Do alto da montanha avistámos Kopachi (Kopaci) bem para trás e para a nossa direita e lá à frente, ainda na bruma estaria Ustipracha (Ustripaca).
Resolvemos escutar o rádio e nada, só “batata frita”. O silêncio em redor, entrecortado por tiros ao longe, bem para sul, indicava-nos que estaríamos em relativa segurança. Decidimos procurar uma das centenas de cavernas que existem nestas montanhas e ali comer e descansar um pouco.
Stefan estava nervoso e murmurou qualquer coisa. Eu já “operava” com ele há três meses e conhecia-lhe as “caretas” que fazia. Três meses de vivência nestas condições equivalem a anos de vida em comum. Acreditem, conta-se mais da nossa vida aos irmãos de armas do que ao nosso melhor amigo, ou até a um pai. Olhei-o e acenei com a cabeça interrogativamente. Olhou para Nick e depois para mim, abanou a cabeça e pegando no meu mapa de estradas propôs-nos aquilo que acreditava ser a nossa única hipótese.
Inflectiríamos o nosso trajecto para oeste – noroeste até um dos pontos mais altos da região, tentando ter “antena” para contactar a base ou esperar que os “bird friends” (aviões de guerra electrónica), lá em cima, muito alto nos céus da Bósnia, conseguissem captar o nosso sinal.
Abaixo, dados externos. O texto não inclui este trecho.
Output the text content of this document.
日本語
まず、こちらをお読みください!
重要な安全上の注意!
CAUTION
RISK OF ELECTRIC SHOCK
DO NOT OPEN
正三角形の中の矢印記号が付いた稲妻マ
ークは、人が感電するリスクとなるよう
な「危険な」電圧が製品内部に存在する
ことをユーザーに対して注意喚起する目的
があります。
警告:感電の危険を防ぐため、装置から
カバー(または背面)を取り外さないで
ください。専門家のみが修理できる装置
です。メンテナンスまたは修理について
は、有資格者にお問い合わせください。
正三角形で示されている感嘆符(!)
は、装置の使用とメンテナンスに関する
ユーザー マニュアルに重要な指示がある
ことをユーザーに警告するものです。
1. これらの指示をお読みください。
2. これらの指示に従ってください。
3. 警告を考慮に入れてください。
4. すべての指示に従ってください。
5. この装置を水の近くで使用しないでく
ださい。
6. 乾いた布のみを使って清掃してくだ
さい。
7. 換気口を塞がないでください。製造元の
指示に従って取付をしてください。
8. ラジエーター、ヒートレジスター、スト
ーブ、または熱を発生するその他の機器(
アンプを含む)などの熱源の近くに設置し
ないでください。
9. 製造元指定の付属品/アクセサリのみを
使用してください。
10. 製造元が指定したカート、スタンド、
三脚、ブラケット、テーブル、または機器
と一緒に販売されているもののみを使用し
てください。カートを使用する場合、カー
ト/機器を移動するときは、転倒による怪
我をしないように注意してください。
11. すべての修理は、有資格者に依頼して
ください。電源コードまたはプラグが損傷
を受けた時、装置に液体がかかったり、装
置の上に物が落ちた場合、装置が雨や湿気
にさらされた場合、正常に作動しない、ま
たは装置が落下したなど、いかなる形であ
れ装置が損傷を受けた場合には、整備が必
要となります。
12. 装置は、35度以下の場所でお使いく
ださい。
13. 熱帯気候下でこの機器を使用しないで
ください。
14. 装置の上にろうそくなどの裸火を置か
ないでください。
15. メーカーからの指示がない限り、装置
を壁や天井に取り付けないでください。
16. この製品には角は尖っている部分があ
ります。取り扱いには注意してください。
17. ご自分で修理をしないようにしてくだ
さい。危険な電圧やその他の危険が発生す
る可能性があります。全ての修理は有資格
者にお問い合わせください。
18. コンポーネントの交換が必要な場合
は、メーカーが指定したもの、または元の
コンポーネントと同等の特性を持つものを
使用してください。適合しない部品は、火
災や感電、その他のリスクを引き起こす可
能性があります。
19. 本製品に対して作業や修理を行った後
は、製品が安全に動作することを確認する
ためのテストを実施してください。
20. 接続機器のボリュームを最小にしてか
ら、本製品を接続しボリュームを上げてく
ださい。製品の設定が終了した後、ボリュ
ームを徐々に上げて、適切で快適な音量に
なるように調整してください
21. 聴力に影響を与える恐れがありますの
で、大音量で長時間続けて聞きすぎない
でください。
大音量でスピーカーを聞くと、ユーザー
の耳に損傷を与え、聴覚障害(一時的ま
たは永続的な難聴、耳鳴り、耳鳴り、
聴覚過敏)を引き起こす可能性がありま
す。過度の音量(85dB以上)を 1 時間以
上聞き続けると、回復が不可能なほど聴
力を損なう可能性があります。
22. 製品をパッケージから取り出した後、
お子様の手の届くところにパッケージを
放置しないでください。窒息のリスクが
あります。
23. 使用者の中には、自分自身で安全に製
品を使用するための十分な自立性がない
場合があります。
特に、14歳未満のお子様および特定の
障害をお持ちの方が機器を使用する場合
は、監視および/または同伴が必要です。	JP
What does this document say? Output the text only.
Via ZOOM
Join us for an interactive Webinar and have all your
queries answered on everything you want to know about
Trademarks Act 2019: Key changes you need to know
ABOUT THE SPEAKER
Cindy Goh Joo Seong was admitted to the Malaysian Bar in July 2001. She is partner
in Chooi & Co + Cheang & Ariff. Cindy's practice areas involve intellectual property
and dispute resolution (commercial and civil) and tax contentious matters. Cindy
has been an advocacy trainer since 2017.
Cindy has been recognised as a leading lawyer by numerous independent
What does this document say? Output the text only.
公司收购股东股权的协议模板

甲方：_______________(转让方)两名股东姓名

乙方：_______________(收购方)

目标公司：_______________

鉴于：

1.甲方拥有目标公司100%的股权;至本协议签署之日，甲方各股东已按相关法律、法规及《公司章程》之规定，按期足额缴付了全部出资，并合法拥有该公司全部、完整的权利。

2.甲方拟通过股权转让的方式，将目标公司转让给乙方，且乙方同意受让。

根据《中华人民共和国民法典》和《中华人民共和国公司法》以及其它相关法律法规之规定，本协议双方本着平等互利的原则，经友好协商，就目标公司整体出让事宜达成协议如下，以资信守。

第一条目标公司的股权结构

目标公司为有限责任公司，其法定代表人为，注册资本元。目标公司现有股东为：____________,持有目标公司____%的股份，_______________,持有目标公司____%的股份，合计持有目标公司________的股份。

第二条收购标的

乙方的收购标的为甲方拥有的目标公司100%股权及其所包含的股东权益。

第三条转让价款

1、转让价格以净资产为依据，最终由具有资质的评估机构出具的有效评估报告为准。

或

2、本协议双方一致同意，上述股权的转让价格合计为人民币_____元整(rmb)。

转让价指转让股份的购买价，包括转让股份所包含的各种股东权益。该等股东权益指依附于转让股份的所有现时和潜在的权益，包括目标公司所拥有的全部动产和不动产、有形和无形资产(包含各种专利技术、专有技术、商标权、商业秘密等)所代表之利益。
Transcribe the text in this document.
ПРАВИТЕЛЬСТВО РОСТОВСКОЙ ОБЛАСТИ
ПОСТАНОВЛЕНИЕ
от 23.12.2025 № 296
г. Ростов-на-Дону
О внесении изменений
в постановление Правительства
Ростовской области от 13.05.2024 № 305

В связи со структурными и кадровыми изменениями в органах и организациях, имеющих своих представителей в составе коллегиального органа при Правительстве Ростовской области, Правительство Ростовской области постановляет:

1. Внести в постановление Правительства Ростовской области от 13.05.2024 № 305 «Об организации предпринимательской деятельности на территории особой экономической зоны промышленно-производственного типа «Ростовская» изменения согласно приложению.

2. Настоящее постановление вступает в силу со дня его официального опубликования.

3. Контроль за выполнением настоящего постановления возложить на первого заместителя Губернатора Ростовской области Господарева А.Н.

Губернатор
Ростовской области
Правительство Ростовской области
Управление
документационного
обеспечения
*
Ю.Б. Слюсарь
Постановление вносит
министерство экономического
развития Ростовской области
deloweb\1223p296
Dormimos por turnos até ao anoitecer e já noite cerrada, sob um céu estrelado, recomeçámos a caminhada em direcção a um ponto alto perto de Jabuka (Iabuka). Voltámos a esfregar uma pasta de ervas esmagadas nas axilas e por todo o camuflado. Estas ervas de cheiro intenso, enganam o olfacto dos cães disfarçando o odor exalado pelo bicho homem.
Caminhámos parando a cada vinte minutos de marcha e escutando durante cinco. Nada, somente o barulho da bicharada nocturna. Olhei o céu sem nuvens e lembrei-me de quando me deitava de costas no chão, ao relento, na traseira da casa da minha avó na aldeia nas noites de verão…que saudades…
Stefan pára de repente e ajoelha silenciosamente. Aproximei-me pé ante pé. À nossa frente, no único caminho possível para passarmos um pequeno vale em altitude, cinco milicianos conversavam em volta de umas brasas. Um camião com uma insígnia na porta indicou-me tratar-se de tropas de Caminhos-de-ferro. Haveria mais alguém dentro do veículo? Seriam só aqueles?

Voltar atrás era impensável. Instalámos e decidimos aguardar pelo amanhecer, esperando que se fossem. Estava a menos de trinta metros deles, arma pronta.
Não dei pelo tempo passar mas aquelas bestas não paravam de beber e de falar todos ao mesmo tempo. Um deles levantou-se e dirigiu-se à traseira do camião, regressando com uma mulher jovem amarrada e amordaçada. Um outro, de pequena estatura levantou-se e caiu para trás, riu, peidou-se, tentou levantar-se e caiu outra vez. Voltou a tentar mas não conseguiu, encostando a cabeça à roda dianteira do camião, adormeceu. Os outros três estavam quase a dormir tal a quantidade de álcool que ingeriram.
O que trazia a moça amordaçada atirou-a violentamente ao chão, vindo cair muito perto da minha posição. Baixou as calças, arrancou as saias à moça e pôs-se nela. Aproximei-me dele e usando a “Fairburn” interrompi a violação. Quando me ergui Nick já havia eliminado o “anão peidão” e preparava-se com Stefan para saltar sobre os outros três. Um deles apercebeu-se do que o esperava e, quando tentou levantar-se para procurar a arma, Nick deu-lhe com a pá de campanha na cabeça. Um som cavo anunciou o rebentar do crânio. Os outros dois nem resistiram.
No camião encontravam-se mais duas mulheres e seis homens ainda novos. Pertenciam a Gorazde. Stefan explicou-lhes quem éramos e eles indicaram-nos o caminho que queríamos. Deixámo-los com os seus anteriores carrascos e adivinhamos-lhe o destino. São assim os Balcãs…há séculos.